I had a visitor in my shower this morning. I don’t have as much hair as I once did so my morning routine is much abbreviated and this morning I made the record for shampooing and rinsing. I didn’t even repeat. The Green Police would have awarded me a golden hemp star. I spy with my little eye a spider flying high.
We’re up here in Spider Country for our summer respite visiting the grand rents and cousins. Growing up, we not-so-affectionately dubbed this town ‘Coma and things have not changed much in the 20+ years since I’ve been gone. I’m ok with that now though because any time I get away from the laundry and chores of home rates high on my vacation reviews.
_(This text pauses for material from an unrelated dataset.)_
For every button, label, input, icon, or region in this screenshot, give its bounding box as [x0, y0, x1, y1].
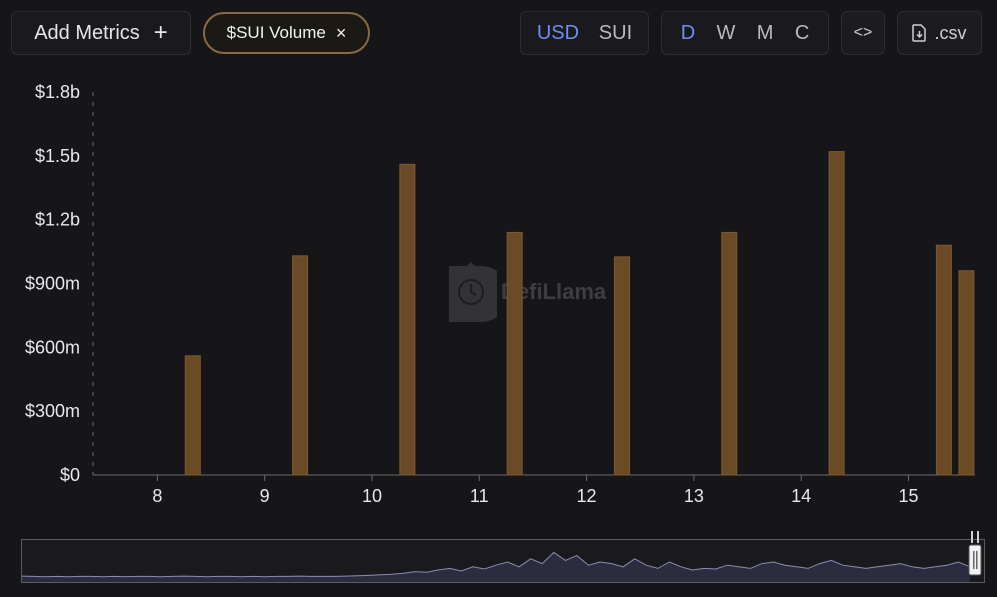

Plus, the temperatures are 40 degrees cooler here. I actually get to wear jeans and a sweatshirt for a week in June, something we don’t usually get to experience until late October in Austin.
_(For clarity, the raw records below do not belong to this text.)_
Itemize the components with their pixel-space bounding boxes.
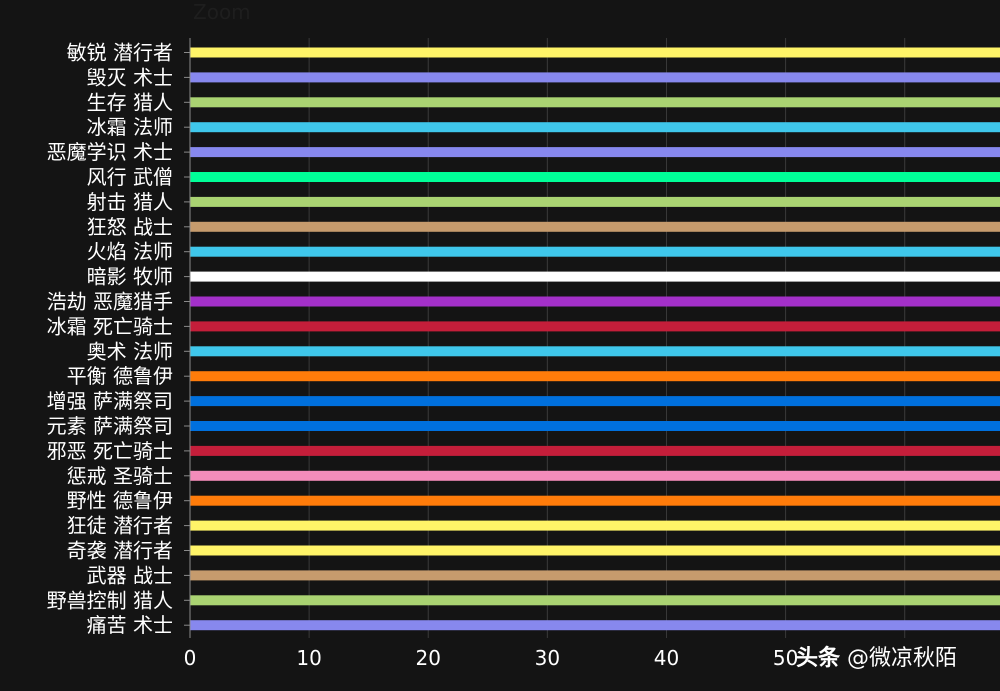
bar[interactable] <box>190 172 1000 182</box>
bar[interactable] <box>190 72 1000 83</box>
y-tick-label: 武器 战士 <box>87 563 173 587</box>
bar[interactable] <box>190 296 1000 307</box>
bar[interactable] <box>190 545 1000 556</box>
bar[interactable] <box>190 620 1000 631</box>
x-tick-label: 20 <box>416 646 441 670</box>
y-tick-label: 野兽控制 猎人 <box>47 588 173 612</box>
y-tick-label: 火焰 法师 <box>87 240 173 264</box>
x-tick-label: 40 <box>654 646 679 670</box>
y-tick-label: 邪恶 死亡骑士 <box>47 439 173 463</box>
bar[interactable] <box>190 396 1000 407</box>
y-tick-label: 狂徒 潜行者 <box>67 514 173 538</box>
y-tick-label: 恶魔学识 术士 <box>47 140 173 164</box>
bar[interactable] <box>190 97 1000 108</box>
bar[interactable] <box>190 346 1000 357</box>
x-tick-label: 30 <box>535 646 560 670</box>
y-tick-label: 狂怒 战士 <box>87 215 173 239</box>
bar[interactable] <box>190 122 1000 133</box>
bar[interactable] <box>190 321 1000 332</box>
bar[interactable] <box>190 196 1000 207</box>
x-axis-labels: 0 10 20 30 40 50 <box>184 646 799 670</box>
y-tick-label: 冰霜 法师 <box>87 115 173 139</box>
y-tick-label: 奥术 法师 <box>87 339 173 363</box>
x-tick-label: 10 <box>296 646 321 670</box>
bar[interactable] <box>190 595 1000 606</box>
grid-lines <box>308 38 906 638</box>
y-tick-label: 野性 德鲁伊 <box>67 489 173 513</box>
watermark: 头条 @微凉秋陌 <box>796 640 957 672</box>
y-tick-label: 冰霜 死亡骑士 <box>47 314 173 338</box>
bar[interactable] <box>190 271 1000 282</box>
y-tick-label: 奇袭 潜行者 <box>67 539 173 563</box>
bar[interactable] <box>190 47 1000 58</box>
y-tick-label: 浩劫 恶魔猎手 <box>47 290 173 314</box>
y-tick-label: 射击 猎人 <box>87 190 173 214</box>
y-tick-label: 敏锐 潜行者 <box>67 41 173 65</box>
bar[interactable] <box>190 147 1000 158</box>
y-tick-label: 惩戒 圣骑士 <box>67 464 173 488</box>
x-tick-label: 50 <box>773 646 798 670</box>
bar[interactable] <box>190 495 1000 506</box>
y-tick-label: 痛苦 术士 <box>87 613 173 637</box>
y-tick-label: 生存 猎人 <box>87 90 173 114</box>
bar[interactable] <box>190 421 1000 431</box>
bar[interactable] <box>190 371 1000 382</box>
bar[interactable] <box>190 520 1000 531</box>
bar[interactable] <box>190 221 1000 232</box>
bars <box>190 47 1000 631</box>
zoom-label[interactable]: Zoom <box>193 0 251 24</box>
watermark-brand: 头条 <box>796 646 841 671</box>
y-tick-label: 平衡 德鲁伊 <box>67 364 173 388</box>
watermark-handle: @微凉秋陌 <box>847 646 958 671</box>
y-tick-label: 毁灭 术士 <box>87 65 173 89</box>
y-tick-label: 暗影 牧师 <box>87 265 173 289</box>
bar[interactable] <box>190 246 1000 257</box>
y-tick-label: 增强 萨满祭司 <box>47 389 173 413</box>
x-tick-label: 0 <box>184 646 197 670</box>
bar[interactable] <box>190 445 1000 456</box>
y-tick-label: 风行 武僧 <box>87 165 173 189</box>
bar[interactable] <box>190 470 1000 481</box>
y-tick-label: 元素 萨满祭司 <box>47 414 173 438</box>
bar[interactable] <box>190 570 1000 581</box>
Texas is hands down the winner of ‘Places with the Nastiest Critters’. From scorpions to tarantulas to snakes, cicadas, centipedes and man-size cockroaches, I have encountered all of them at some point. I have learned to adapt to my environment – keep a big shoe handy and call your husband for the especially nasty chores like removing the dead rat from under the kitchen table at 2AM. Even Tom admitted “It was a big one.”
I still get a little squirmy though when it comes to the common brown house spider. We don’t have these down south, so when I visit Washington, I have to ready myself for the unexpected. Our family downstairs den has been christened ‘The Spider Room’ for all the arachnids that met their maker over the years at the hands of my courageous mother. Even my kids refer to it in this way although the furnishings and piles of crap under which you could find so many of these eight-legged horrors are long gone.
I have only in the wisdom of adulthood come to appreciate that these creatures are actually our friend. They keep the house clean of other smaller pests and they will keep their distance if I keep mine. They still creep me out. They hide in folds of draperies, small cracks in the baseboards, even in bedding. They do not bite but if you wake to find one staring down at you from the ceiling, you will lose ten years of your life guaranteed. They are thirsty creatures and come to places with water. I vividly recall making a late night trip to the bathroom to fill a drinking glass of water. A big fat one was crouched in the sink rousing me and the entire household with my screams of bloody murder. I even developed hives from this encounter.
“Big Baby!” I believe is the name I have earned for my reactions. My sister is even worse than me though. Even in our 40’s, we will still call our mother to come “Kill the Spider!” I am now the defender of the family against such harm – the problem is – the kids never find the nasties first. I do. It was me who discovered the six foot snake in the garage, the pervasive possum, the rats, and, of course, the numerous lizards – live and decapitated – over the years. Thank heavens my children are not the least bit uncomfortable handling these freeloader and giving them the broom – or the boot – out the door.
We’re headed to the Washington beaches for the remainder of our vacation and Fourth of July holiday (and Danielle’s 12th birthday) away from Spider Country. I hope I will sleep a bit better and deeper. I always keep a glass of water by my bed as I get very thirsty during the night. In the house I grew up in, you always had to put your fingers down into the glass before drinking because the spiders tend to crawl down inside looking for a free drink. This I learned the hard way.
May you and your family have a wonderful 4th of July celebration in the best country on this planet – even with our friend, the spider.